Nowadays I continue to find the theories of emergence valuable, as a better description of how innovation takes place within and alongside complex organizations. But it seems that emergent phenomena can be analyzed statistically, and once their composition and properties are more or less known, large-scale actors (state or corporate) can reshape the conditions of emergence in order to reassert social control. It is precisely because I lived through this experience that I have returned to asking questions about the state and civil society. It seems clear that major changes of course require the alignment of institutional priorities and the coordinated exercise of both coercion and incentivization. Emergent phenomena remain marginal, even insignificant, without access to the modernist techniques of social steering. And so the great innovative question, "How to dissolve state power?" has been set aside, in favor of the dauntingly traditional one: "How to take state power?"
The current thread takes the US conditions as an example, but there could be many others and everyone is free to chip in on the basis of their local or regional situation. The whole world is at a turning point, due to the consolidation of oligarchical control over the global political economy and the contradictory need to replace fossil fuels, which have been the literal power-source of capitalism over the last two centuries.
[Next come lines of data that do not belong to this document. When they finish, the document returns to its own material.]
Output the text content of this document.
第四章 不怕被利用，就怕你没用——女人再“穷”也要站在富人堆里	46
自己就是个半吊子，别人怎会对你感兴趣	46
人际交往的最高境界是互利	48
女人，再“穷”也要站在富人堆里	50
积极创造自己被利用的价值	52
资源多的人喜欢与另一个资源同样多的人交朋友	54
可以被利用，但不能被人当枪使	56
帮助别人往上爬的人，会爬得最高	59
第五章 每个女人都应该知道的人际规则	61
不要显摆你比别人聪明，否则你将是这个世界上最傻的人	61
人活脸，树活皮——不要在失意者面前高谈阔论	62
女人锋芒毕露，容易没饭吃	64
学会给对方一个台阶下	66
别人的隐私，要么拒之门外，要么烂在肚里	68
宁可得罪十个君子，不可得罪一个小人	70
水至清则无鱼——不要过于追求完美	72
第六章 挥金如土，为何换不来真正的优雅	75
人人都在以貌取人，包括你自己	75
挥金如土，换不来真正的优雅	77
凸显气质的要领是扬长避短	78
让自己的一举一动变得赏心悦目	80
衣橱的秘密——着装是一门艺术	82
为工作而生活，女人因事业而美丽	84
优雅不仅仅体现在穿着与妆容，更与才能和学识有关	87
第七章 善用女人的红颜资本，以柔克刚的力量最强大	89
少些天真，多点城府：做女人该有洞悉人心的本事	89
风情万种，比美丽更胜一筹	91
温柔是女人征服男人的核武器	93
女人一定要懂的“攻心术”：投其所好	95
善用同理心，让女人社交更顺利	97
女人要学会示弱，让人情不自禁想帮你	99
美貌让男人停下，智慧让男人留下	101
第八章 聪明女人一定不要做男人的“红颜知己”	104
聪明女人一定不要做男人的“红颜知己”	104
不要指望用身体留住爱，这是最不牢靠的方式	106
Practically everywhere in the developed world one sees the influence of a popular nostalgia for twentieth-century industrial prosperity, with all its attendant hierarchies and oppressions - a nostalgia instrumentalized by neo-authoritarian political forces. These forces have been startlingly effective over the last few years, but people are now mobilizing against them.
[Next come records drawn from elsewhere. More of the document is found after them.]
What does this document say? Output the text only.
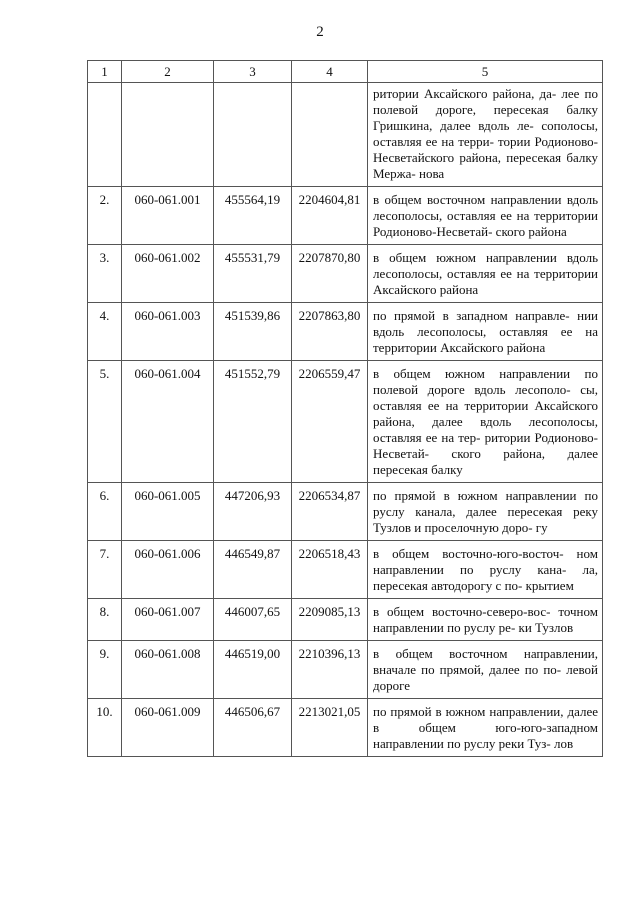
2
1	2	3	4	5
				ритории Аксайского района, да- лее по полевой дороге, пересекая балку Гришкина, далее вдоль ле- сополосы, оставляя ее на терри- тории Родионово-Несветайского района, пересекая балку Мержа- нова
2.	060-061.001	455564,19	2204604,81	в общем восточном направлении вдоль лесополосы, оставляя ее на территории Родионово-Несветай- ского района
3.	060-061.002	455531,79	2207870,80	в общем южном направлении вдоль лесополосы, оставляя ее на территории Аксайского района
4.	060-061.003	451539,86	2207863,80	по прямой в западном направле- нии вдоль лесополосы, оставляя ее на территории Аксайского района
5.	060-061.004	451552,79	2206559,47	в общем южном направлении по полевой дороге вдоль лесополо- сы, оставляя ее на территории Аксайского района, далее вдоль лесополосы, оставляя ее на тер- ритории Родионово-Несветай- ского района, далее пересекая балку
6.	060-061.005	447206,93	2206534,87	по прямой в южном направлении по руслу канала, далее пересекая реку Тузлов и проселочную доро- гу
7.	060-061.006	446549,87	2206518,43	в общем восточно-юго-восточ- ном направлении по руслу кана- ла, пересекая автодорогу с по- крытием
8.	060-061.007	446007,65	2209085,13	в общем восточно-северо-вос- точном направлении по руслу ре- ки Тузлов
9.	060-061.008	446519,00	2210396,13	в общем восточном направлении, вначале по прямой, далее по по- левой дороге
10.	060-061.009	446506,67	2213021,05	по прямой в южном направлении, далее в общем юго-юго-западном направлении по руслу реки Туз- лов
The theory of emergence can help one to spot new social phenomena in statu nascendi, and in that sense, your focus on where reflection and engagement begin to happen is quite valuable. I agree, asking where social innovation happens, and attending to exactly what is heppening there, is a necessary starting point. However, emergence on its own appears useless as a principle of hope. And so is any return to the strategies and organizational forms of the 1930s. New social and ecological ideals are effectively emerging. This discussion is about identifying them, and simultaneously, looking ahead to find ways of implementing them in reality. Concepts such as "vision" and "model" - or for that matter, "strategy" - may appear constrictive by comparison to the molecular ferment of emergent behavior, but if you want to see any implementation at scale, they remain crucial. How to share a vision? How to embody a model? How to carry out a strategy? I think the future hangs in the balance of those questions.